I didn’t intend to make a resolution or join a challenge, but after I reread the delightful 2010 Newbery winner, When You Reach Me by Rebecca Stead, I found myself thinking it would be neat to read all the Newbery winners. The prize was started in 1922, and really, how much work could it possibly be to catch up on the ones I’ve missed?
Turns out, quite a lot. I haven’t read ANY Newbery winner from 1922-1937, and I’ve only heard of one of them. (So much for the idea that Newbery books live forever.) And except for Caddie Woodlawn, half of The Door in the Wall, and half of Johnny Tremain, I haven’t read any Newberys from 1937-1958, though many of those I have at least heard of. (Can I check the book off the list if I’ve read half of it and abandoned it due to Extreme Boredom? I fear not.)

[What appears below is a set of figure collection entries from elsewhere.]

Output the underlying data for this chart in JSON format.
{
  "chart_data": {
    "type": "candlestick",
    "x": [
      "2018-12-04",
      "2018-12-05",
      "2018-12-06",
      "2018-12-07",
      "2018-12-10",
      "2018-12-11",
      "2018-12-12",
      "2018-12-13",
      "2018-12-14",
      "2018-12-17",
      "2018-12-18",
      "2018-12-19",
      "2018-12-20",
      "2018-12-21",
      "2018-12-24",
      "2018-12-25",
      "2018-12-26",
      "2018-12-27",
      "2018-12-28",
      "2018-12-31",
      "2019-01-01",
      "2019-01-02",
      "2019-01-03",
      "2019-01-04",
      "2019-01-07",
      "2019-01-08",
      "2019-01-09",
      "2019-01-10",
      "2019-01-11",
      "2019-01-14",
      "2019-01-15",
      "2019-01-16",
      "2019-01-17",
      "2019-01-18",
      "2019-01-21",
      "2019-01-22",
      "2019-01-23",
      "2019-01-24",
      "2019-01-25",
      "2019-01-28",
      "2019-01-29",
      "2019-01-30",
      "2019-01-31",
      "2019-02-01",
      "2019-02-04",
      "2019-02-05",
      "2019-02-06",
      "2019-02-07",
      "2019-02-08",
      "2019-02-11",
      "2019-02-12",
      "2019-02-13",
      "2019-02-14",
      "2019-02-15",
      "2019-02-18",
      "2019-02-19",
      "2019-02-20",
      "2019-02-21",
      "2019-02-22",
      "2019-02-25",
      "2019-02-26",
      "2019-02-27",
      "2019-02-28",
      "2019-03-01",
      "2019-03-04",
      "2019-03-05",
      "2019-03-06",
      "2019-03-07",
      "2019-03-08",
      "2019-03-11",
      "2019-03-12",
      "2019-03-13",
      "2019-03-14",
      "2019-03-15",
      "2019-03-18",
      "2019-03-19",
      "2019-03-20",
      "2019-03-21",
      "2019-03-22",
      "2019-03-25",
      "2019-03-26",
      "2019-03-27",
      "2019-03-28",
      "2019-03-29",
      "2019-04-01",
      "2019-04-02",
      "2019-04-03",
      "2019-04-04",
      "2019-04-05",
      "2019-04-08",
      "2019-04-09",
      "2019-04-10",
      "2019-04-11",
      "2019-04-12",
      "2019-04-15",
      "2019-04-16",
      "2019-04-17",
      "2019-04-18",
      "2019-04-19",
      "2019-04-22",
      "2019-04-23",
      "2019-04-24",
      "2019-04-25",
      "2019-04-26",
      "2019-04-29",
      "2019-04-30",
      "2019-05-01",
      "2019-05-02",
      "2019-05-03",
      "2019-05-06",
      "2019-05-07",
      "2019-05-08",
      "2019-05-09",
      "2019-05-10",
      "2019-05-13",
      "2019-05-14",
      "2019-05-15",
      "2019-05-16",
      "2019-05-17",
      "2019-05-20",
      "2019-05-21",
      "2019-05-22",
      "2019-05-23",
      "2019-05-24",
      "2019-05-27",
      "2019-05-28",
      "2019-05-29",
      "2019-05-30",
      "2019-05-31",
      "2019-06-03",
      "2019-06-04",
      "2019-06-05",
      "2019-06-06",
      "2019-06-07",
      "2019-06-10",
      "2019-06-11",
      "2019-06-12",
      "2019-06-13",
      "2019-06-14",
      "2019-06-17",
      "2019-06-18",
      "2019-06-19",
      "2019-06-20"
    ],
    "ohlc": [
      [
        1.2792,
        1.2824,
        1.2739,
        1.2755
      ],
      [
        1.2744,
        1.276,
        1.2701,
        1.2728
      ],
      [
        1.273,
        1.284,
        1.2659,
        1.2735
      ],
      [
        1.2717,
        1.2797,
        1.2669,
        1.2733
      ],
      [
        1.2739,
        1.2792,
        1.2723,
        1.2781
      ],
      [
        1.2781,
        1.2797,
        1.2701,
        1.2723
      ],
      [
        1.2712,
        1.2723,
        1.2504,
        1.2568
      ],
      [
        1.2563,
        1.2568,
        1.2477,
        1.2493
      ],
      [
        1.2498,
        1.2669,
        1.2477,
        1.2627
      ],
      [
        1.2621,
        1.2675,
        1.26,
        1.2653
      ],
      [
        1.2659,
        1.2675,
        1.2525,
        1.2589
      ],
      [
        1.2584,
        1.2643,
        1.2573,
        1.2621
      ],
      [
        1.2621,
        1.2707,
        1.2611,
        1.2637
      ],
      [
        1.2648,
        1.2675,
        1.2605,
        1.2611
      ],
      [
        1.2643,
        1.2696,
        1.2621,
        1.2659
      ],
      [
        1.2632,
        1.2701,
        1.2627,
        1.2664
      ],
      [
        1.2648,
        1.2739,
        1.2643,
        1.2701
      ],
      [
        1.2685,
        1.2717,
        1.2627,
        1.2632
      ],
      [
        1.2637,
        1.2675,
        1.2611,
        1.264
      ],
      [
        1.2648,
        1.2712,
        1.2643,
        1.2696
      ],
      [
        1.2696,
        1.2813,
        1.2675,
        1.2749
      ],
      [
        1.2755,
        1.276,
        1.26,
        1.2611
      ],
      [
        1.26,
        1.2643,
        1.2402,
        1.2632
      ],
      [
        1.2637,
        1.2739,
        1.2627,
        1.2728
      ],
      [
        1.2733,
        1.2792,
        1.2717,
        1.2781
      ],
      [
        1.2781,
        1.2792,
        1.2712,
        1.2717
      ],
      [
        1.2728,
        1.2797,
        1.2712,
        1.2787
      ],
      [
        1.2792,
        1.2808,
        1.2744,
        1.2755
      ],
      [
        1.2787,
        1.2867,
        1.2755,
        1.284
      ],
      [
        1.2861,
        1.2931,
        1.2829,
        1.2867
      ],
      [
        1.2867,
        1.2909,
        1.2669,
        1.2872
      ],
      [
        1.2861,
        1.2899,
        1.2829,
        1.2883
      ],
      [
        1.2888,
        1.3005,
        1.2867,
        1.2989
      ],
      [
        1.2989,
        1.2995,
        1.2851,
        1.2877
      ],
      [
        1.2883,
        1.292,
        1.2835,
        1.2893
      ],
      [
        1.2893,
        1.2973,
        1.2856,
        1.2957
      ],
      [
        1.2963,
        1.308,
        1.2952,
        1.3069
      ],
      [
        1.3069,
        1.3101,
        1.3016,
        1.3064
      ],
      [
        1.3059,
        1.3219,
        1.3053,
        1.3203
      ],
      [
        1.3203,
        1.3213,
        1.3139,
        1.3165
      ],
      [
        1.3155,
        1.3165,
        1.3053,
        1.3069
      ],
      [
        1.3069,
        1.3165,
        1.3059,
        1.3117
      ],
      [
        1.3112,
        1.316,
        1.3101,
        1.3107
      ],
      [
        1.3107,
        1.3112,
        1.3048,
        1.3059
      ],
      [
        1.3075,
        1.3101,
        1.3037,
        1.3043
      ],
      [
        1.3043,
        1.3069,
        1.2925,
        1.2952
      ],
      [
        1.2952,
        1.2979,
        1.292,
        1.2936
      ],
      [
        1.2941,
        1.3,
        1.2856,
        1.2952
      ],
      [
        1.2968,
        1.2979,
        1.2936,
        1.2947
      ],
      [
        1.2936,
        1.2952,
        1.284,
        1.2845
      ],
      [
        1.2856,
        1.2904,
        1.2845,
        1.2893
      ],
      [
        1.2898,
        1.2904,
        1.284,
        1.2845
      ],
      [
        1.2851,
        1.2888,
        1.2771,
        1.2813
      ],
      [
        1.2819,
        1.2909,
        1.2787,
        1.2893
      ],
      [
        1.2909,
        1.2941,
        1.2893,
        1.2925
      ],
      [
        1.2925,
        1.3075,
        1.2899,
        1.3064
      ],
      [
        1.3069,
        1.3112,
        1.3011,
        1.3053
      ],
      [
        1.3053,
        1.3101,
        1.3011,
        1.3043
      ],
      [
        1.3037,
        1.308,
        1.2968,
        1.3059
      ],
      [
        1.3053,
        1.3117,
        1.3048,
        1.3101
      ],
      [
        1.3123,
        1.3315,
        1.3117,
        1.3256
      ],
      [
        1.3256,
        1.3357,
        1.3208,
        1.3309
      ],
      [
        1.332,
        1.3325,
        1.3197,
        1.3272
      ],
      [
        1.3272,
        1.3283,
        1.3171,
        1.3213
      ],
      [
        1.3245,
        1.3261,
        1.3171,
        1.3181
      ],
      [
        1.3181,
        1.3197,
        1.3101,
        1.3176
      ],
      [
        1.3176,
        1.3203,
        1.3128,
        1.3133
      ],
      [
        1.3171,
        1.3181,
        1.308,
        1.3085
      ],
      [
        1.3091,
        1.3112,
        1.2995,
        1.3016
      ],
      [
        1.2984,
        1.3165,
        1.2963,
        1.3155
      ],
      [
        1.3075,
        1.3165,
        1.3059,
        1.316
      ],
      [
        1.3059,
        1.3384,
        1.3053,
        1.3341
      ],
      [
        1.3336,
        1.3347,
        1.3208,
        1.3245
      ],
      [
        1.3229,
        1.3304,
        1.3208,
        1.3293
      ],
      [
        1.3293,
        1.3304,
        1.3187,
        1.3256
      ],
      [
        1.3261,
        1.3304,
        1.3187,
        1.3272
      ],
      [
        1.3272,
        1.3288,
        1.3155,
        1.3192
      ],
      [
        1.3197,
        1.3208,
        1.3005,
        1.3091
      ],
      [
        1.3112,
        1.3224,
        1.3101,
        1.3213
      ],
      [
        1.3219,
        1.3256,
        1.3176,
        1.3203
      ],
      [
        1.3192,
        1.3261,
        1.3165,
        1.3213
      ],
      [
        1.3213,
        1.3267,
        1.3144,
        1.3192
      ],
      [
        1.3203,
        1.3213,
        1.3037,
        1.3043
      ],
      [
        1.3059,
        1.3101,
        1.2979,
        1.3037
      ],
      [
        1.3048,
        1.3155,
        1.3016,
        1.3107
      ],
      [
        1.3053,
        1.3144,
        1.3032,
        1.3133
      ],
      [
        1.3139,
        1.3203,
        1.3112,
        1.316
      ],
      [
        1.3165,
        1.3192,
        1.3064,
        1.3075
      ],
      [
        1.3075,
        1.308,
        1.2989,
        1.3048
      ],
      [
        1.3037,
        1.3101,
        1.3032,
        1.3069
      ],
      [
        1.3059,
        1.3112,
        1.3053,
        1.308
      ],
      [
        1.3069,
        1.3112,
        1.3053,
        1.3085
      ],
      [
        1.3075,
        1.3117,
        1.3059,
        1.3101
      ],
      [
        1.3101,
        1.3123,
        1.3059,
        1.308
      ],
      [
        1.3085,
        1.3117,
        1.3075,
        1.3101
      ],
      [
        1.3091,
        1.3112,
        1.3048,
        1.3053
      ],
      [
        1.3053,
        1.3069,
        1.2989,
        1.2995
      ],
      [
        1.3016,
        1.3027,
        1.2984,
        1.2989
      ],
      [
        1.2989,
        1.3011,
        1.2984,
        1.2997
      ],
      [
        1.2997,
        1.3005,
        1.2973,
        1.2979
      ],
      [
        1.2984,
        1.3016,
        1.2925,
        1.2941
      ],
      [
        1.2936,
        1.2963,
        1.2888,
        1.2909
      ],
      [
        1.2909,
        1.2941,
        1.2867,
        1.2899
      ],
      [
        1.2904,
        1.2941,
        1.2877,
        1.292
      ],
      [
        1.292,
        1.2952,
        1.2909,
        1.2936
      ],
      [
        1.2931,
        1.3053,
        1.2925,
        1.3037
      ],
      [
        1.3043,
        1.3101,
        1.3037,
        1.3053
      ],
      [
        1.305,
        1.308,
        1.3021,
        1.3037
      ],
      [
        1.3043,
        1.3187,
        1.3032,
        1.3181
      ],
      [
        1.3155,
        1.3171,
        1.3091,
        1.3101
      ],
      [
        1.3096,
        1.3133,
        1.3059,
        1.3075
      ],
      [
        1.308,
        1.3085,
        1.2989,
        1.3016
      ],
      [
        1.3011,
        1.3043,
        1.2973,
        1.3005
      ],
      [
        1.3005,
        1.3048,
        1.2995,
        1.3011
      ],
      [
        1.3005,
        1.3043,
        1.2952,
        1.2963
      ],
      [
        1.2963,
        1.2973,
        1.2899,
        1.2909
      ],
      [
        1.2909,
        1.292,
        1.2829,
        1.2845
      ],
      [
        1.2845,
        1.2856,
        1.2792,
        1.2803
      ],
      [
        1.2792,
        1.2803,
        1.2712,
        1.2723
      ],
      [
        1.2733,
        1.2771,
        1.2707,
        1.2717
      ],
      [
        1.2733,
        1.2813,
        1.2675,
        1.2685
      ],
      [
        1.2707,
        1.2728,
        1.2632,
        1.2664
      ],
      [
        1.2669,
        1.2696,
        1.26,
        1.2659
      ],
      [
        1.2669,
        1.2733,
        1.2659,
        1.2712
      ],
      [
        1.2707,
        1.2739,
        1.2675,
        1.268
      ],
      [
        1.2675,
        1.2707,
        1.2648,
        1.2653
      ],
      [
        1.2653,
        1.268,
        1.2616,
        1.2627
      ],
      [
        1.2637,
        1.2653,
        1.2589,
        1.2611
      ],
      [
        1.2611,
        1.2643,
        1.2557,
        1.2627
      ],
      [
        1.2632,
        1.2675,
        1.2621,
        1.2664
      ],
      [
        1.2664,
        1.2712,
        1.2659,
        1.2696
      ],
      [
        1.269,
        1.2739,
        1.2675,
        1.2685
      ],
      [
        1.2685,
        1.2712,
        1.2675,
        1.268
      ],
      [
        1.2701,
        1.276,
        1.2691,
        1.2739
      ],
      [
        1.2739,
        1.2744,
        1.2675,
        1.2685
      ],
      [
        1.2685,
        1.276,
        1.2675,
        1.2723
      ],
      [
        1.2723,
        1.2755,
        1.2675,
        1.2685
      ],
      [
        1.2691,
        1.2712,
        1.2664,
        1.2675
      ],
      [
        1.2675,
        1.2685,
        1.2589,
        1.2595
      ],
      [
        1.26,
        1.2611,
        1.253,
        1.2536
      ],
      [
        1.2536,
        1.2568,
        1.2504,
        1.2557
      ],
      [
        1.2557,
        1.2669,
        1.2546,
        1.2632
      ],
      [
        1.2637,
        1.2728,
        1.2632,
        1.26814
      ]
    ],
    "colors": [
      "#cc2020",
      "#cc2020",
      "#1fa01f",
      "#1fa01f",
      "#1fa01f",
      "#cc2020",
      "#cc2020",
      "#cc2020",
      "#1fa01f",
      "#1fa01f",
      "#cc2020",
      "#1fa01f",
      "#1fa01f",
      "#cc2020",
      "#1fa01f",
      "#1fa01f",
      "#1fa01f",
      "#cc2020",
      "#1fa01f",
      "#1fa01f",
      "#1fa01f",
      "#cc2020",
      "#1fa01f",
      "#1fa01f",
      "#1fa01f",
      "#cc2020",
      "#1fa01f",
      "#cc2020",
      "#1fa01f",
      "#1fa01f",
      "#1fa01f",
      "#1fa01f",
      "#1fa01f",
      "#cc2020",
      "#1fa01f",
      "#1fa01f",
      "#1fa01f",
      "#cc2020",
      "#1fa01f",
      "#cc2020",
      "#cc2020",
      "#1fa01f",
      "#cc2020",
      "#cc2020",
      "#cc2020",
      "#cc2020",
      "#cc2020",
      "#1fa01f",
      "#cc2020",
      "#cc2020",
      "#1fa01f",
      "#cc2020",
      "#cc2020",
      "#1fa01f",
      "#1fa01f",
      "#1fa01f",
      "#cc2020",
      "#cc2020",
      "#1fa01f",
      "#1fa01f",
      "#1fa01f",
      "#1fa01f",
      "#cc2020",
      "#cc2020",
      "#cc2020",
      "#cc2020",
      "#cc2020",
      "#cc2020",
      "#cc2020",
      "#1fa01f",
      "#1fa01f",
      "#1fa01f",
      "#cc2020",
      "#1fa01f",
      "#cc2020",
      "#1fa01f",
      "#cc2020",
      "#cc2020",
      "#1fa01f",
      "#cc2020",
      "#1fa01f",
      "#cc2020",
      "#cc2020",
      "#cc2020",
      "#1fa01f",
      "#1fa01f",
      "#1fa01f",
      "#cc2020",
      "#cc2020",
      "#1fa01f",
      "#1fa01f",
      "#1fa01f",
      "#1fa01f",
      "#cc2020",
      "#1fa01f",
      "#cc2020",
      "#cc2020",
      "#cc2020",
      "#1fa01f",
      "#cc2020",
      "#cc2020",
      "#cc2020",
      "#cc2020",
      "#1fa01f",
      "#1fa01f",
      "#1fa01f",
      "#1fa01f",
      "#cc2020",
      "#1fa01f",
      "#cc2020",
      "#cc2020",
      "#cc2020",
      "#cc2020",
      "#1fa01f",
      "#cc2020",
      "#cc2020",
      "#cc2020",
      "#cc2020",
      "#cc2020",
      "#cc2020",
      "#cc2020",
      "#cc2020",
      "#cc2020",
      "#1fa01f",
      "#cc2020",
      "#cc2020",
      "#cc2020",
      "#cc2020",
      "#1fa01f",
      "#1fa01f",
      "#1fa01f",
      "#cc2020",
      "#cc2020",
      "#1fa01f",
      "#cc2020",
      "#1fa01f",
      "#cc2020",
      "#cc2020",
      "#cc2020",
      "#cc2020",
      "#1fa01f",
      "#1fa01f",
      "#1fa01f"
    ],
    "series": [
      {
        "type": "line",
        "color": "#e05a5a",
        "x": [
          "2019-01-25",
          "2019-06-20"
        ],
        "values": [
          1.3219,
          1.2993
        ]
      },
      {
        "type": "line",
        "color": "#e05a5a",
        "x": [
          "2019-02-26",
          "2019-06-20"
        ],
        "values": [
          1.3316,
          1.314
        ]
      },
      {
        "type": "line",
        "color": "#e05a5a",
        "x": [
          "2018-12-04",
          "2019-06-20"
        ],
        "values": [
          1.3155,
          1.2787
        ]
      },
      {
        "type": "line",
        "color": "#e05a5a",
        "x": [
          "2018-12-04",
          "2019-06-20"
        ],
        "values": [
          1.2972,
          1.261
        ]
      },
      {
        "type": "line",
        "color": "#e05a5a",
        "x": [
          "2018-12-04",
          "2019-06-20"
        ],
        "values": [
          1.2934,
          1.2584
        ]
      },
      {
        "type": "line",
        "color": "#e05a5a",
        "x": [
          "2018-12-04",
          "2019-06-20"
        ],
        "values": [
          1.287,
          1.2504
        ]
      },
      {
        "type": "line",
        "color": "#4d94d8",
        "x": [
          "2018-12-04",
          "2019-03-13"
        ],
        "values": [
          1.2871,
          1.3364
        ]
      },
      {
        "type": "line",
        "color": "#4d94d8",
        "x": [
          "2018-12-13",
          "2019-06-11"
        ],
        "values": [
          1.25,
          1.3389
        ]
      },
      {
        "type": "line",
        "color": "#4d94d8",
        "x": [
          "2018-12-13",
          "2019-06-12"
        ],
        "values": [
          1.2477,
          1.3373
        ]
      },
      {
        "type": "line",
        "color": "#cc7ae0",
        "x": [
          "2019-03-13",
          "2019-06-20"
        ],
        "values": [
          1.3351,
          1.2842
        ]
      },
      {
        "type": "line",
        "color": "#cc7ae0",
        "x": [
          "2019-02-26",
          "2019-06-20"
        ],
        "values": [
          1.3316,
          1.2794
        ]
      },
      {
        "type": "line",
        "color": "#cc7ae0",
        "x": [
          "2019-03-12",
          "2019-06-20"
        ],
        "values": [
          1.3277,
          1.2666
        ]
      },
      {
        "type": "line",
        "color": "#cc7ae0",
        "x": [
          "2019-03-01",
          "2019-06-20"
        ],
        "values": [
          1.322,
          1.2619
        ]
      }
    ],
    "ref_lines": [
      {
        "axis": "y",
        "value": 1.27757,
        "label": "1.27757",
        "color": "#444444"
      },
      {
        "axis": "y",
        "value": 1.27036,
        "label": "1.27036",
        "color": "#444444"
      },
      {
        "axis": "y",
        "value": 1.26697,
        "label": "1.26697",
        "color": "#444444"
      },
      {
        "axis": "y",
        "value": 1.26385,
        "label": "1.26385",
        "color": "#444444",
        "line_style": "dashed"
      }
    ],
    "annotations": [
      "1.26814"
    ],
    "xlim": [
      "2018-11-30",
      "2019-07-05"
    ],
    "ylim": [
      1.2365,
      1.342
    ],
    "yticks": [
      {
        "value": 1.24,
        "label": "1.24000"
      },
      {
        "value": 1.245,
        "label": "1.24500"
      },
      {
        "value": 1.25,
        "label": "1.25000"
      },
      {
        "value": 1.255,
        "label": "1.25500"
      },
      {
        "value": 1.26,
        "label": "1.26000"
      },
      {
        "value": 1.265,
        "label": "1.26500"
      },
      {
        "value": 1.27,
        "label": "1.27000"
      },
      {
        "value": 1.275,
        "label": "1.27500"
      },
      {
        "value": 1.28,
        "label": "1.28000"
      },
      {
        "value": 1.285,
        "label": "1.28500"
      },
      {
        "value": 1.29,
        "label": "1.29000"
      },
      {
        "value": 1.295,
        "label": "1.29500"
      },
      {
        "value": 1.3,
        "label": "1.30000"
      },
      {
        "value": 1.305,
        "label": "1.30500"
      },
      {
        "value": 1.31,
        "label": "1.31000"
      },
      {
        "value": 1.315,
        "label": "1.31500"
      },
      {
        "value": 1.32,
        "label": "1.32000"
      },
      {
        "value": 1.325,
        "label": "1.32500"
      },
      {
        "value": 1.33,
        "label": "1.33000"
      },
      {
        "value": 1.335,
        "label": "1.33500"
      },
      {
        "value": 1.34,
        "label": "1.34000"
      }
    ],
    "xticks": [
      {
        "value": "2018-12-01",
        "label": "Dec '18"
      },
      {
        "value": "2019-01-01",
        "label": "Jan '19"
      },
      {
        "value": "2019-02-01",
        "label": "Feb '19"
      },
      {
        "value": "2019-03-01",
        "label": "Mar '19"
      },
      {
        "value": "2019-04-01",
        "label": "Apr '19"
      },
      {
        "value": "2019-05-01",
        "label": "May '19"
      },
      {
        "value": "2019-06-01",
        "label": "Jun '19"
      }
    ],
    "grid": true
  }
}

I printed out a list of the winners and Honor Books and marched off to the library to equip myself for my new challenge. I decided to check out one title from each decade, but I quickly ran into a problem. Namely, the problem of appeal.
I don’t actually want to read many of the Newberys that I haven’t already read.
A lot of the books I haven’t read are really long, and they have ugly covers, and they sound more like history lessons or didactic sermons masquerading as novels.
Although (or maybe because?) I disagree with many of its claims, I often assign Anita Silvey’s 2008 article, “Has the Newbery Lost Its Way?” in my Children’s Lit course to initiate and contextualize debate about the Newbery. “Kid appeal” is not one of the criteria for the Newbery award: literary excellence is. But I do wonder with the Newbery (and even more with the Printz) if the committees are searching too hard for books that nobody else has thought of. Or perhaps it’s the problem Silvey ultimates identifies: committees searching for good books when they should be searching for great books.
She cites the notorious example of 1953, when Secret of the Andes won over Charlotte’s Web. Just…. no.
Silvey’s teachers and librarians complain that recent choices have been “odd” and “unconventional”—but I believe most Newbery choices aren’t odd or unconventional enough. Most Newbery winners seem safe to me. Tame, middle-of-the-road, books that are clearly good but not always special.
Of course, many very special kids’ books are also Newberys: The Higher Power of Lucky (wrongly, in my mind, criticized by Silvey’s teachers and librarians as one of the dull Newberys), Bud Not Buddy, Out of the Dust, When You Reach Me, Walk Two Moons, The Midwife’s Apprentice, Sarah Plain and Tall.
There are three types of books I already know I wish the Newbery honored more often: picture books; quirky books; and funny books. The main fault of the Newberys I’ve read but haven’t cared for is their earnestness. Where is the fun? Where is the liveliness? Where is the weird? Even though I don’t like Holes or Dead End in Norvelt, I’m so glad they won the Newbery.
So. A new challenge. All of the Newbery winners from 1922-2012. I don’t plan to reread books I’ve already read, unless I just feel like it, but I do intend to finish the ones I started and abandoned halfway through (Johnny Tremain, I’m talking to you. And you too, Kira-Kira.) I have read most of the Honor Books from the last 20 years, but I will read any of those that I haven’t read too.